Even before President Obama chose Sonia Sotomayor for the Supreme Court, he let it be known that he was looking for a justice with, among other things, something called 'empathy.'
By that, he said, he meant someone who understands "ordinary Americans so that everybody is heard." And that quality, we can infer, comes largely from life experience and background. Ipso facto, Sotomayor's up-by-the-bootstraps life story could well make her a more empathetic justice.
It's a notion that clearly horrifies conservatives. "It opens a grand debate of the president's own making," Manuel Miranda, chairman of the Third Branch Conference, told me. For conservative purists, empathy is all about feelings, which have no place in the law. It's also about experiences-even ethnicity-which should also have no place in the law.

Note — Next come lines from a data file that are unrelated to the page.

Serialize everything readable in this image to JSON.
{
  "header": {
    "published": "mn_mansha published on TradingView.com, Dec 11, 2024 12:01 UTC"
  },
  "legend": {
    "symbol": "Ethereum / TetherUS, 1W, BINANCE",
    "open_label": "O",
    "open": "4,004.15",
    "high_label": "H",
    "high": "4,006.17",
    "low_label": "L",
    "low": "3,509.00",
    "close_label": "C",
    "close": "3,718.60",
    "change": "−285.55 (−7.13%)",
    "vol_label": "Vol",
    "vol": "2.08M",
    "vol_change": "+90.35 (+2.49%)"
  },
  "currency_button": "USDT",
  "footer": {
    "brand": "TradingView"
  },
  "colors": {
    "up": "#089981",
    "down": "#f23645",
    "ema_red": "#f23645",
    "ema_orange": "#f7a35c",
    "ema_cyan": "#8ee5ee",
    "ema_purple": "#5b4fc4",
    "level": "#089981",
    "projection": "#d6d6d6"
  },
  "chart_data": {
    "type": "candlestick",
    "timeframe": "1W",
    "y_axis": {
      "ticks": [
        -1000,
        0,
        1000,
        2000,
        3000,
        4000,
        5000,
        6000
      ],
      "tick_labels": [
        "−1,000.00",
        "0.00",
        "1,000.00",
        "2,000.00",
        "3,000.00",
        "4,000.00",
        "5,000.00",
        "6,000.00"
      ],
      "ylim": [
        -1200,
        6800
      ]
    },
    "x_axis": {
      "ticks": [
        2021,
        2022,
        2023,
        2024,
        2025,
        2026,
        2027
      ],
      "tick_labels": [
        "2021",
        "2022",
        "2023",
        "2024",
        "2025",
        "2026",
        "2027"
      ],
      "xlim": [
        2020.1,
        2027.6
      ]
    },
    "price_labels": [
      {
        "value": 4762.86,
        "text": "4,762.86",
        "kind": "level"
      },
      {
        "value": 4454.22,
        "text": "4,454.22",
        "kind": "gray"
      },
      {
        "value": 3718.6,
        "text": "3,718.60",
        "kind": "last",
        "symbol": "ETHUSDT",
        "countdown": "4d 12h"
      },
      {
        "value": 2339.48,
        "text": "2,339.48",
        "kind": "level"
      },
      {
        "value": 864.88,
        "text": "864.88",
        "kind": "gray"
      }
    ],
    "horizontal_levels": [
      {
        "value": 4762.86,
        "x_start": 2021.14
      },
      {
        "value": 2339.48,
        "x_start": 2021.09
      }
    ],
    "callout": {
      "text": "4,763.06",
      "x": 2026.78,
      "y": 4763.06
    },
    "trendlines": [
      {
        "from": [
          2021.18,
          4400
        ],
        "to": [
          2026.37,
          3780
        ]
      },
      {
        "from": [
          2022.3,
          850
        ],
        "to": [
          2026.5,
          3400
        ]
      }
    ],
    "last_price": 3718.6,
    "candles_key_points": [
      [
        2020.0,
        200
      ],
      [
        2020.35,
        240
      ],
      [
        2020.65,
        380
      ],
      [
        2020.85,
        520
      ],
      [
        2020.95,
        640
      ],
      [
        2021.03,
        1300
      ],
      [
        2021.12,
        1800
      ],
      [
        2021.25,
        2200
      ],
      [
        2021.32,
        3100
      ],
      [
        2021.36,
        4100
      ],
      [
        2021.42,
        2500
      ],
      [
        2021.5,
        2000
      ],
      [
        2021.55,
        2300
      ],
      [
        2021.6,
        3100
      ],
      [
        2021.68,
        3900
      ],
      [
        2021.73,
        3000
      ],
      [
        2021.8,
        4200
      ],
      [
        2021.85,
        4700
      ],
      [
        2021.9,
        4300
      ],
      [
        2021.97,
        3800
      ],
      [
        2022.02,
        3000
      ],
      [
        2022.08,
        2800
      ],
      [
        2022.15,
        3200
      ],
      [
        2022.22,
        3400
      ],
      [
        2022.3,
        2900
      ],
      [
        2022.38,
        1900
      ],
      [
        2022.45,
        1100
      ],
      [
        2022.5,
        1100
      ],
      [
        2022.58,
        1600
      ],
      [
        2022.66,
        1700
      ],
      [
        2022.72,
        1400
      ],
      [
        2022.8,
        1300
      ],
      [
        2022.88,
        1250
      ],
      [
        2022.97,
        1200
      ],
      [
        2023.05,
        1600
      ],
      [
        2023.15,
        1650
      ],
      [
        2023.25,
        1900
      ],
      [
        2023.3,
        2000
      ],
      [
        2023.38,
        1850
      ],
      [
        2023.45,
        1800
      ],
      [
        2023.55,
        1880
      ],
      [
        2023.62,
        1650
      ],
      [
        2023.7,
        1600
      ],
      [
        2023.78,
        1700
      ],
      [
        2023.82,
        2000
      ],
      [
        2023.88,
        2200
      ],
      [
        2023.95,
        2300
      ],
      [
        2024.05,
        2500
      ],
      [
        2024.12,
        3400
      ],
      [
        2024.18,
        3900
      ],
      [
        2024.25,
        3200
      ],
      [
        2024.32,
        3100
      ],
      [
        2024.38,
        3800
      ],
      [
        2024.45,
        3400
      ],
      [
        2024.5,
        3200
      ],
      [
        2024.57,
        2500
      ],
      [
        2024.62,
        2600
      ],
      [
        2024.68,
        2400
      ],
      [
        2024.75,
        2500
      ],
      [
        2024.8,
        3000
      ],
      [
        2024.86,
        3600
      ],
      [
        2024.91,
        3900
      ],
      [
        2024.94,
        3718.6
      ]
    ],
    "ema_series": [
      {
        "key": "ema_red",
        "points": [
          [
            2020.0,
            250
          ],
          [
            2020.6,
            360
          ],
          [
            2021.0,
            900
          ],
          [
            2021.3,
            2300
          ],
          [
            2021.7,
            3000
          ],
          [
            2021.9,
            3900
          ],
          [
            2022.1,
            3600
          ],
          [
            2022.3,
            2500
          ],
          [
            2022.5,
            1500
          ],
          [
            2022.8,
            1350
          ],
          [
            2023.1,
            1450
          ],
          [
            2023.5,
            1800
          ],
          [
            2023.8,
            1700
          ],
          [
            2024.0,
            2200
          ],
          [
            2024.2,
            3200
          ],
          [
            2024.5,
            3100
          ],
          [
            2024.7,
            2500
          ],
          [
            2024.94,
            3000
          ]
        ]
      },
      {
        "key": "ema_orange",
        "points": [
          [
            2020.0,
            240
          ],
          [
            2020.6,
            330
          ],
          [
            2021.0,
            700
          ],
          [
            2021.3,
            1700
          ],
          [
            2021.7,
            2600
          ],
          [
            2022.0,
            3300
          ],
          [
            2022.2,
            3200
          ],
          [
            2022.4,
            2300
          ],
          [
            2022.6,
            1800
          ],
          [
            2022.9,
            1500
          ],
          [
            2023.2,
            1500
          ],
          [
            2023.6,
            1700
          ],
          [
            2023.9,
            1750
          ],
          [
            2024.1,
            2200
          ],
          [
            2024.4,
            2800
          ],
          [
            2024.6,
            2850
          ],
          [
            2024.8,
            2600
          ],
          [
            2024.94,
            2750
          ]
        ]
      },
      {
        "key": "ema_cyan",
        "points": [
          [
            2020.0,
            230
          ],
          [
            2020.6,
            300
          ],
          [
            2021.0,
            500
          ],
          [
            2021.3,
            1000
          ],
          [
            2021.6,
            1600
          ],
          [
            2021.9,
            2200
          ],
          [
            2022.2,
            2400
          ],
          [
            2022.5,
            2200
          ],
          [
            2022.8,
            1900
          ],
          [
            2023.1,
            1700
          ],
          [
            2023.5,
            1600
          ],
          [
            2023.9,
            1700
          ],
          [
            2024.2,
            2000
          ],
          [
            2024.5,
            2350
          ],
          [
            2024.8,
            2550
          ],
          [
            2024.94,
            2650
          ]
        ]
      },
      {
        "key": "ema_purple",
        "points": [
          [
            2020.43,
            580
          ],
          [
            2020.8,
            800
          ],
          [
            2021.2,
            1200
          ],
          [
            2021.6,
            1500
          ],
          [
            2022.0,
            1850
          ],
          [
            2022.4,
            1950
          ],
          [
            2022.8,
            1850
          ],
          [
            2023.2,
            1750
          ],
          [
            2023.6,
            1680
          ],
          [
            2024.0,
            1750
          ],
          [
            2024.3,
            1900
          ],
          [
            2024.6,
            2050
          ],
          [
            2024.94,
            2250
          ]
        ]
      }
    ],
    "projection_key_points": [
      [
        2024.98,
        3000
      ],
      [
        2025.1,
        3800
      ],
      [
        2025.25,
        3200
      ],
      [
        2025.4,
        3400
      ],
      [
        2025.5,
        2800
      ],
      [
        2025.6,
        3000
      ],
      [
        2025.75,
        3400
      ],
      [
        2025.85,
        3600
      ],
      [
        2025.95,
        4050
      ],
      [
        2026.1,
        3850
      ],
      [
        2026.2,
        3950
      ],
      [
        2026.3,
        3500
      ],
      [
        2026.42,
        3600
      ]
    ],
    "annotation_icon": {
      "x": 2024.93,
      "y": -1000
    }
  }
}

As a defiant Justice Antonin Scalia said in 2007, "…just as there is no 'Catholic' way to cook a hamburger, I am hard-pressed to tell you of a single opinion of mine that would have come out differently if I were not Catholic." And I'm sure he's telling the truth.
But there's more to it than that. If empathy means you "understand what other people are thinking," says one senior White House advisor, "…you would think you would want a judge with empathy." That's also true.
So here are the questions: Can a justice have empathy and still rule dispassionately on the law? Or does empathy so control – and even corrode - our nature that it affects every intellectual argument? Or, conversely, would judicial decisions actually benefit from a dose of empathy?
The rap against Sotomayor on the empathy front is that she's over-the-top. The alleged proof of this is a statement she made at a symposium in 2001 arguing that a "wise Latina woman with the richness of her experiences would more often than not reach a better conclusion than a white male who has lived that life." It was silly, to be sure, and more than a tad self-serving.
And when she was asked about it by the White House team, according to a senior advisor, she explained her answer by saying that "her life experiences" impact "how she sees facts that come before her as a judge." Not to mention the fact that she also pointed out that the landmark civil rights decision Brown vs. Board of Education was made by an all-white, all-male court.
No one can pretend that using the word "better" to describe the Latina woman's legal conclusions was a good idea; it wasn't. But how can anyone argue with the notion that who we are affects - in one way or another - how we view things? And on a collegial, multi-member court, isn't that diversity of experience a good thing?
Just ask conservative Justice Samuel Alito. When testifying at his own confirmation hearings, he was all about empathy. "…[W]hen a case comes before me involving, let's say, someone who is an immigrant…I can't help but think of my own ancestors, because it wasn't that long ago when they were in that position." Conservatives found no objection when Alito described his own brand of empathy.
And ask the more liberal Justice Ruth Bader Ginsburg, who recently told USA Today of her concerns about the male-ness of the court during a recent case involving a 13-year-old girl who had been strip-searched in an Arizona school when officials were looking for drugs. "They have never been a 13-year-old girl," she said. "It's a very sensitive age for a girl. I don't think that my colleagues, some of them, quite understood."
And then there's this: Can anyone point to a pattern in Sotomayor's opinions which are based more on 'empathy' than the law? Of course not.
And that's precisely the point: Unless Sotomayor's opponents can succeed in using her judicial record to portray her as a passionate, wild-eyed judge who depends more on emotion more than legal precedent, they're in for a tough time.
If they think empathy is a dirty word, they'll have to convince the American public.